The California Franchise Tax Board (FTB) implemented a broad tax modernization initiative. FTB’s mission is to help individual and business income taxpayers file tax returns timely, accurately, and pay the correct amount to fund services important to Californians. One of the objectives of this initiative was to better identify fraudulent tax preparers… and that is where they turned to Aviana for help.

The Project

The Enterprise Data to Revenue (EDR) project included analytics as one of the primary methods to generate revenue for this benefit funded project. Aviana provided artificial intelligence (AI) solutions using predictive and outlier-based analytic models. Over 50 AI models served the major functional areas of the EDR organization including:

  • Filing Enforcement Scoring & Ranking
  • Debt Collection Risk Management
  • Audit Selection
  • Fraud Detection

The Approach

Aviana provided full life-cycle of concept definition, requirements analysis, detail design, model development, model validation, integration and deployment, and post-deployment maintenance. All AI model development and deployment was accomplished using the IBM SPSS Modeler and Collaboration and Deployment Services (C&DS) platform, on which Aviana is a recognized expert. The modeling data mart was over two terabytes in size and included data from two other California state agencies and the IRS. Implementing models at enterprise scale required Aviana to implement a robust methodology, formal configuration management of modeling artifacts, and a release management procedure.
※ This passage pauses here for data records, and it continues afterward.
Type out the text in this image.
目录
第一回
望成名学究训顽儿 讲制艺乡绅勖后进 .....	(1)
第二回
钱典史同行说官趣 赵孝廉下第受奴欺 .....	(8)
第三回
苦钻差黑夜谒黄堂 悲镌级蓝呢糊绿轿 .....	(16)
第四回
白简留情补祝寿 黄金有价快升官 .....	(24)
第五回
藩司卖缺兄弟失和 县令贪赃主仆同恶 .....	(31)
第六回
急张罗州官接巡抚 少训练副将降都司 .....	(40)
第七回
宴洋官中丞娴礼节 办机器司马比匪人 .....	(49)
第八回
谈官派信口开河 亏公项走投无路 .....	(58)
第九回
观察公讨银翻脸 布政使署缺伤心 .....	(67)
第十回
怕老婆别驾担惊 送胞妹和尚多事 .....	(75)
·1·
Another important factor in tackling a project of this scale was Aviana’s methods for involving the business stakeholders through the lifecycle of model development. This led to the creation of a team of “Citizen Data Scientists.”

Our ability to translate statistical findings and model results into a form easily consumed by business stakeholders was key to getting buy-in and sign-off on the models so they could move on to production deployment on schedule.

Deployment Challenges

These projects met challenging deployment requirements. During peak periods, the debt collection models had to score up to 100,000 new cases per day using an automated integration with FTB’s mainframe computer system. Aviana’ deployment using the IBM SPSS platform accomplished this using file and message-based triggers. The system has never missed its service-level agreement due to performance issues.

Another challenging deployment requirement was to provide real-time scoring as incoming refund tax returns are processed. Aviana’ deployment using the IBM SPSS platform accomplished this using a web-service scoring engine supported by pre-computed historical taxpayer statistics maintained by periodic batch models. The system, too, has never missed its service-level agreement due to performance issues handling as many as 30,000 returns per hour during peak filing season.


Today, the implemented models score:

  • 3M+ new debts per year (up to 100K/day during peak season)
  • 17M+ taxpayers for audit selection
  • 10M+ returns per year for refund fraud and identify theft (up to 30K per hour during peak)
  • 1M+ delinquent non-filers
  • 38K tax preparers for fraudulent filing

The FTB implemented a rigorous method to track benefits attributed to the various initiatives within the EDR project. This was necessary since it is through those benefits that the vendors got paid. As of December 2016, the monetary benefits attributed to Aviana models included:

  • Improved Audit Selection: $14M
  • Improved Filing Enforcement: $385M
  • Improved Refund Fraud Detection: $136M

The analyses and resultant models from this project were developed using the following AI techniques: Data Mining, Micro and Macro Trending, Machine Learning, Geospatial Modeling, Multivariate Cluster/Outlier Analyses, Principal Component Analysis, Linear regression, Logistic Regression, Model segmentation, Feature Selection, Classification and Regression Trees, and CHAID.